Una semana después de las elecciones del 21-D Miquel Iceta ha reunido al Consell Nacional del PSC para hacer balance de unos comicios en los que el socialismo catalán se ha quedado muy lejos de sus expectativas iniciales, relegado de nuevo a cuarta fuerza en el Parlament y sin fuerza suficiente para desbancar al bloque independentista de la mayoría parlamentaria.

Iceta ha asegurado sentirse «orgulloso de la campaña» llevada a cabo por su partido, pero también ha reconocido que «ha habido errores y margen de mejora» para frenar esa fuga de votos hacia C’s que el líder del PSC ha reconocido abiertamente. «Debemos preguntarnos por qué muchos votantes progresistas prefieren a C’s» ha afirmado, para destacar a continuación que «se nos recrimina el gobierno tripartito con ERC, que gobernemos con ellos en algunos ayuntamientos, o mi prematura propuesta de indulto«.

Consciente de que su proximidad a ERC -sus rivales en el bloque constitucionalista señalaron insistentemente la posibilidad de un acuerdo de izquierdas tras las elecciones- ha sido el talón de Aquiles de su campaña, el candidato socialista ha reconocido ese error personal, al ofrecer un indulto que nadie agradeció en el bando independentista y restó credibilidad a su fe constitucionalista, pero ha defendido su aproximación al catalanismo moderado de la mano de Units.

«El voto no independentista se ha concentrado en C’s, hay que felicitarlos por el éxito» ha apuntado Iceta, quien se ha sumado a las críticas al partido naranja por su pasividad en los primeros compases de la legislatura. «Hay recordar» a los votantes que han optado por C’s, ha añadido, «que esa victoria no servirá para modificar rumbo de política catalana, y su falta de iniciativa estos días lo demuestra».

Tras destacar que el partido ha cosechado 80.000 votos más que en 2015, Iceta se ha mostrado convencido de que «nuestra estrategia de sumar a Units nos ha permitido mejorar resultados, pero nuestro mensaje de reconciliación no ha obtenido el apoyo que esperábamos».

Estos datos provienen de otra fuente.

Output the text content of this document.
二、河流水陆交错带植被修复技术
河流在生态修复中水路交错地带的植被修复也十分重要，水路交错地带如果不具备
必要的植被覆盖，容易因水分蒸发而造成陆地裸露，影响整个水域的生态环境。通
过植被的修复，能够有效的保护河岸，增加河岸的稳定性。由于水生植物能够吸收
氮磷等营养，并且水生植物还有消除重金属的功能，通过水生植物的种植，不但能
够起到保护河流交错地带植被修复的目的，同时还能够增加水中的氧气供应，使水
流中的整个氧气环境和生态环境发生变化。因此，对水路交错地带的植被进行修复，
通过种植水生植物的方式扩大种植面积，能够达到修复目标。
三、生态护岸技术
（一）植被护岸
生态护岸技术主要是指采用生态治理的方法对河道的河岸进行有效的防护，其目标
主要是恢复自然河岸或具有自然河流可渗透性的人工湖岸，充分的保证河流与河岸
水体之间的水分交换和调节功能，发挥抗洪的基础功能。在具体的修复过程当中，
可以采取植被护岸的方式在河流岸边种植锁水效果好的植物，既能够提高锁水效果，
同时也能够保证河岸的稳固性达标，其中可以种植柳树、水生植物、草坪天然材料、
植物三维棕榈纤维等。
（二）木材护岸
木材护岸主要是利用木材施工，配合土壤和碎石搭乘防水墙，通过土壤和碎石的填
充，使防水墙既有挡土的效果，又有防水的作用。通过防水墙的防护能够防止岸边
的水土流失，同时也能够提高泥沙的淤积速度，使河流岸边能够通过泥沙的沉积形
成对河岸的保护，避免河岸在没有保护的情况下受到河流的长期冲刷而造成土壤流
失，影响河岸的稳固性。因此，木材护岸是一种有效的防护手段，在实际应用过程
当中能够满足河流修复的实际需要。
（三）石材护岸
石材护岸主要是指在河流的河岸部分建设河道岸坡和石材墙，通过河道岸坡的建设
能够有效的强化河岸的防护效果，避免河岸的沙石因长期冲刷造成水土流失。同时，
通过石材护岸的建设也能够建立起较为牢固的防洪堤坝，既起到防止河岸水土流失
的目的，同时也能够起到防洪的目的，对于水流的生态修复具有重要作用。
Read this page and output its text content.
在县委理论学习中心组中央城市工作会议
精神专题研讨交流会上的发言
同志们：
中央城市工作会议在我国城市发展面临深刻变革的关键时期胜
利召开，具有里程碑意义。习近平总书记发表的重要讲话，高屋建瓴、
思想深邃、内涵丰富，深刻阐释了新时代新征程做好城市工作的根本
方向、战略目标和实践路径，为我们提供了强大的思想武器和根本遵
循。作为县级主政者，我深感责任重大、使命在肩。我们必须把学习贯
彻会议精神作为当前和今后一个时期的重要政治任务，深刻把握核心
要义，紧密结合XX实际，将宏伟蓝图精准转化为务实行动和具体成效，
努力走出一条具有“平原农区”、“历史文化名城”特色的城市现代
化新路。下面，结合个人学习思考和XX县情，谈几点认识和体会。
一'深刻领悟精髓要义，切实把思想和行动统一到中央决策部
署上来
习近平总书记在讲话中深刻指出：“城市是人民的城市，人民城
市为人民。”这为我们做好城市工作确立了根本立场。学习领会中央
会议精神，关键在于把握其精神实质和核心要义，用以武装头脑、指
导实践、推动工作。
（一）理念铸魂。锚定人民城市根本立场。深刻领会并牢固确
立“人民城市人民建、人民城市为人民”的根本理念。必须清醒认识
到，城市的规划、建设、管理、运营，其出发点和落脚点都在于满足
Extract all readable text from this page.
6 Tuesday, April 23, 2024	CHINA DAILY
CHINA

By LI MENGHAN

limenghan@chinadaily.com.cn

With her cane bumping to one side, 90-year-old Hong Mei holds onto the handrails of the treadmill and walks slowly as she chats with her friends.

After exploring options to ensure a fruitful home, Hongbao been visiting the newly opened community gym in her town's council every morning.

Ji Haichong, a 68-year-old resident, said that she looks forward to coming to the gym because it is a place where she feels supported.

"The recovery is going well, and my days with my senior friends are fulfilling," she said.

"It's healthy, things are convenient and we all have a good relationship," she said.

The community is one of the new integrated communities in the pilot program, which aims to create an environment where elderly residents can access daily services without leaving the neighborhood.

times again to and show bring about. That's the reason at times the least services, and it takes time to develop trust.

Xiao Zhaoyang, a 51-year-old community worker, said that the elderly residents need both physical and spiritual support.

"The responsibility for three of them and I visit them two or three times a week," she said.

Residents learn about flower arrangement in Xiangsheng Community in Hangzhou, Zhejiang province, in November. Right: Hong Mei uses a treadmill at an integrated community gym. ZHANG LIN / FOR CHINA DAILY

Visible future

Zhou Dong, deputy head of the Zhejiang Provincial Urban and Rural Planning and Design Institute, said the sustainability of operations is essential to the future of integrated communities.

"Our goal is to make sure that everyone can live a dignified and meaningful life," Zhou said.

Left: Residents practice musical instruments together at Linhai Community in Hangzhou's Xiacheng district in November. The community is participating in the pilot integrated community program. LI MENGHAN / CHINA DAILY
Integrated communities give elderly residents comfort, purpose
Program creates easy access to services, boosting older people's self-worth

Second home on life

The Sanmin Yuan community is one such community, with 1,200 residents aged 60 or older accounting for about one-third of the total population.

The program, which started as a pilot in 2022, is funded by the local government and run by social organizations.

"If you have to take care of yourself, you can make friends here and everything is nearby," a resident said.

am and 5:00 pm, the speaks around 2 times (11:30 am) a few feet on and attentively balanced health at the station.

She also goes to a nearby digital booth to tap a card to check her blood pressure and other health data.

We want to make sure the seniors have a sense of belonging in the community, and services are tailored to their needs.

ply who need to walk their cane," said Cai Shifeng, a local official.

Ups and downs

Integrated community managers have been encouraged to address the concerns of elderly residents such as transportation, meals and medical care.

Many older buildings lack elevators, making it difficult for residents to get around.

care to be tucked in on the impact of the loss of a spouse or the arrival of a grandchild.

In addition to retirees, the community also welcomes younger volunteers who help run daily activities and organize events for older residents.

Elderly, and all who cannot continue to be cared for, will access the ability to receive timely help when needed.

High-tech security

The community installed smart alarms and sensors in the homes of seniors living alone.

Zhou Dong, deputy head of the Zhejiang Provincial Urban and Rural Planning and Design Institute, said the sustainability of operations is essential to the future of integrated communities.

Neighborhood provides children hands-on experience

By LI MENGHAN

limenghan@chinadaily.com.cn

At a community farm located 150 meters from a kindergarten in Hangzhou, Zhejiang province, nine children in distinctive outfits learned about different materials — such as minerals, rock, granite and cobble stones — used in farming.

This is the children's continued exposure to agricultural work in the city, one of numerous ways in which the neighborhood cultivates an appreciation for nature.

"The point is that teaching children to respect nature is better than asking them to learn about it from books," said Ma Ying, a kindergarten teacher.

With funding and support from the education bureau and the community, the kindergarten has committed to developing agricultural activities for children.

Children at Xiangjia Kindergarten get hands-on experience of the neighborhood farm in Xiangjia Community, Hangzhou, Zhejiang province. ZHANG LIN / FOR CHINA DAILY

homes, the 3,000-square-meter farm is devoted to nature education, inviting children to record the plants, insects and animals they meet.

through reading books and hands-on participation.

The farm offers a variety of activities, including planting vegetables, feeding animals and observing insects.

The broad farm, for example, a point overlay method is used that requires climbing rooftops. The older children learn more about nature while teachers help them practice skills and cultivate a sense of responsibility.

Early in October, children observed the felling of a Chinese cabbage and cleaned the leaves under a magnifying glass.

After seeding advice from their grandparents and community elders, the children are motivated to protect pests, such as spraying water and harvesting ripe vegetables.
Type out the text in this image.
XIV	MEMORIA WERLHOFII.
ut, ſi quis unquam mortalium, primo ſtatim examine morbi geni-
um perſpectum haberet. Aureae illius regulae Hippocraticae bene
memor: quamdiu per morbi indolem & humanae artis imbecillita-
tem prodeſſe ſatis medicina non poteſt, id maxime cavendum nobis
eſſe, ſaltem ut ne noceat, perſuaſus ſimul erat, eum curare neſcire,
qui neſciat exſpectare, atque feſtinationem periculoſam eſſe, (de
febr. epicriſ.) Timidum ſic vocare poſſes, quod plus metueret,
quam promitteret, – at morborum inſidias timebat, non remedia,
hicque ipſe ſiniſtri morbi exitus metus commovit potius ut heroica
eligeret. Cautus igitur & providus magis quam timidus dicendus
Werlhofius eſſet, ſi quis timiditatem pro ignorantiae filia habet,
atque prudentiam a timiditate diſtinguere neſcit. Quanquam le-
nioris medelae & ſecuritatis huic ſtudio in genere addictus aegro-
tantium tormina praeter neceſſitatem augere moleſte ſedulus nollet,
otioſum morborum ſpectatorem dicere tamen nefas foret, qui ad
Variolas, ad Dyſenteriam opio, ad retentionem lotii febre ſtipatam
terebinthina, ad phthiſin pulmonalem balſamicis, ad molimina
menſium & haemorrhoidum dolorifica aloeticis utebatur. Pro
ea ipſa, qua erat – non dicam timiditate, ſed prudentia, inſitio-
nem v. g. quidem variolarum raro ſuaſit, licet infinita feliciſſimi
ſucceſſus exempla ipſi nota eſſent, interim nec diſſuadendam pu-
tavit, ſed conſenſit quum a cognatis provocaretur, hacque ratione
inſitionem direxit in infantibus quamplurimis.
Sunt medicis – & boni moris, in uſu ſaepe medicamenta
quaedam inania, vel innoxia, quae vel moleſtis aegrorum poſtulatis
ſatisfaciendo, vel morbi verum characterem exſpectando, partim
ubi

El PSC no renunciará al catalanismo ni al federalismo por un puñado de votos»

Pese a la constatación de que el escaso rédito obtenido de su alianza con los herederos de Unió, dada la fuga de votos sufrida en la frontera electoral con C’s, Iceta ha defendido la apuesta del PSC por ese catalanismo moderado que está en la génesis de CiU. «El PSC no renunciará al catalanismo ni al federalismo por un puñado de votos. Somos lo que somos, y estamos convencidos de que nuestra propuesta es lo que más se parece a una solución común».

Así, Iceta ha señalado a la campaña en un contexto «endemoniado» con la DUI y el 155 y a la división entre bloques como responsables de un resultado que responde al voto de la «reafirmación, cuando nosotros ofrecíamos reconciliación».

En este contexto, ha reconocido que la apuesta por «la tercera vía» que supone la reforma federal de la Constitución «no ha parecido suficientemente sólida» -de lo que ha responsabilizado al Gobierno de Mariano Rajoy- pero ha advertido de que «los bloques nos condenan a la recesión» y ha apuntado de que «sólo convenciendo a los dos millones de votantes independentistas de la vía federal seremos capaces de solucionar» la crisis política catalana.

Para ello, Iceta ha abogado por insistir en esa vía y en la necesidad de impulsar un cambio del Gobierno en España porque «sólo el cambio en España puede contribuir a desbloquear Cataluña». Así, el primer secretario del PSC ha propuesto un programa para los próximos meses con cuatro ejes: un esfuerzo por evitar el frentismo; intensificar la presencia ciudadana del partido con un mensaje de reconciliación; movilización para construir la alternativa en España; y movilizar al partido de cara a las elecciones locales de 2019.